Siempre será algo terriblemente grave destruir o poner en peligro la fe de los sencillos. Jesús advierte a los seductores malintencionados y a los irresponsables, y está decidido a proteger siempre a quienes creen en Él. La fe de la gente sencilla es un bien que nadie puede dañar impunemente.

«Dónde el gusano no muere y el fuego no se apaga». A quienes escandalicen o se valgan de su influjo para incitar a los demás al pecado, Jesús les amenaza con los peores castigos del infierno. Pena terrible que no se extinguirá, por más que la verdad de la eternidad del infierno desconcierte tanto a la conciencia humana en nuestros días.

II. LA FE DE LA IGLESIA

La libertad, signo de la dignidad del hombre
(1701 – 1706)

La persona humana participa de la luz y la fuerza del Espíritu divino. En virtud de su alma y de sus potencias espirituales de entendimiento y de voluntad, el hombre está dotado de libertad. Mediante su razón, el hombre conoce la voz de Dios que le impulsa a hacer el bien y a evitar el mal. Todo hombre debe seguir esta ley que resuena en la conciencia y que se realiza en el amor de Dios y del prójimo.

El juicio moral sobre las acciones propias y ajenas
(1790 – 1799)

La conciencia es el núcleo más secreto y el sagrario del hombre, en el que está solo con Dios, cuya voz resuena en lo más íntimo de ella. Ante una decisión moral, la conciencia puede formar un juicio recto de acuerdo con la razón y la ley divina o, al contrario, un juicio erróneo que se aleja de ellas.

La persona humana debe obedecer siempre el juicio cierto de su conciencia.
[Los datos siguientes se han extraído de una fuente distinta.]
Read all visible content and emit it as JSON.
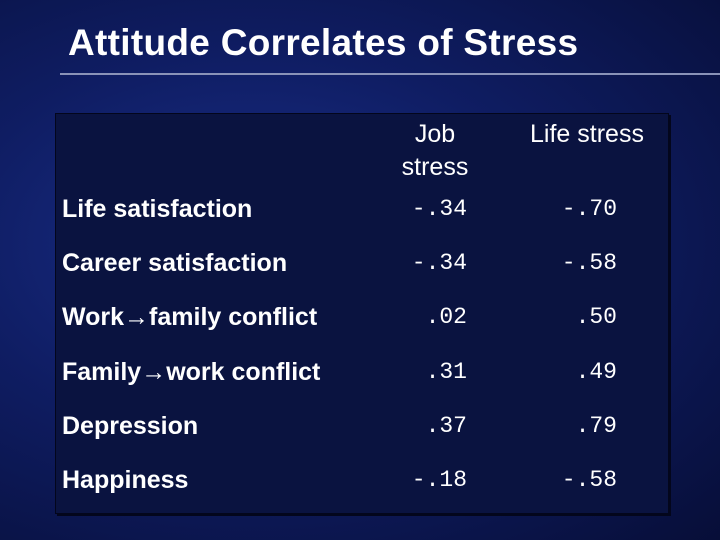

Si obrase deliberadamente contra este último, se condenaría a sí mismo. Pero sucede que la conciencia moral puede estar en la ignorancia y formar juicios erróneos sobre actos proyectados o ya cometidos.

Esta ignorancia puede con frecuencia ser imputada a la responsabilidad personal. Así sucede cuando el hombre no se preocupa de buscar la verdad y el bien y, poco a poco, por el hábito del pecado, la conciencia se queda casi ciega. En estos casos, la persona es culpable del mal que comete. El desconocimiento de Cristo y de su evangelio, los malos ejemplos recibidos de otros, la servidumbre de las pasiones, la pretensión de una mal entendida autonomía de la conciencia, el rechazo de la autoridad de la Iglesia y de su enseñanza, la falta de conversión y de caridad pueden conducir a desviaciones del juicio en la conducta moral.

Si por el contrario, la ignorancia es invencible, o el juicio erróneo sin responsabilidad del sujeto moral, el mal cometido por la persona no puede serle imputado. Pero no deja de ser un mal, una privación, un desorden. Por tanto, es preciso trabajar por corregir la conciencia moral de sus errores.

El respeto del alma del prójimo:
el escándalo
(2284 – 2287)

El escándalo es la actitud o el comportamiento que llevan a otro a hacer el mal. El que escandaliza se convierte en tentador de su prójimo. Atenta contra la virtud y el derecho; puede ocasionar a su hermano la muerte espiritual. El escándalo constituye una falta grave, si por acción u omisión, arrastra deliberadamente a otro a una falta grave.

El escándalo adquiere una gravedad particular según la autoridad de quienes lo causan o de la debilidad de quienes lo padecen. Inspiró a nuestro Señor esta maldición: «al que escandalice a uno de estos pequeños que creen en mí, más le vale que le cuelguen al cuello una de esas piedras de molino que mueven los asnos y le hundan en lo profundo del mar» (Mt 18,6; Mc 9,42). El escándalo es grave cuando es causado por quienes, por naturaleza o por función, están obligados a enseñar y educar a los otros. Jesús, en efecto, lo reprocha a los escribas y fariseos: los compara a lobos disfrazados de corderos.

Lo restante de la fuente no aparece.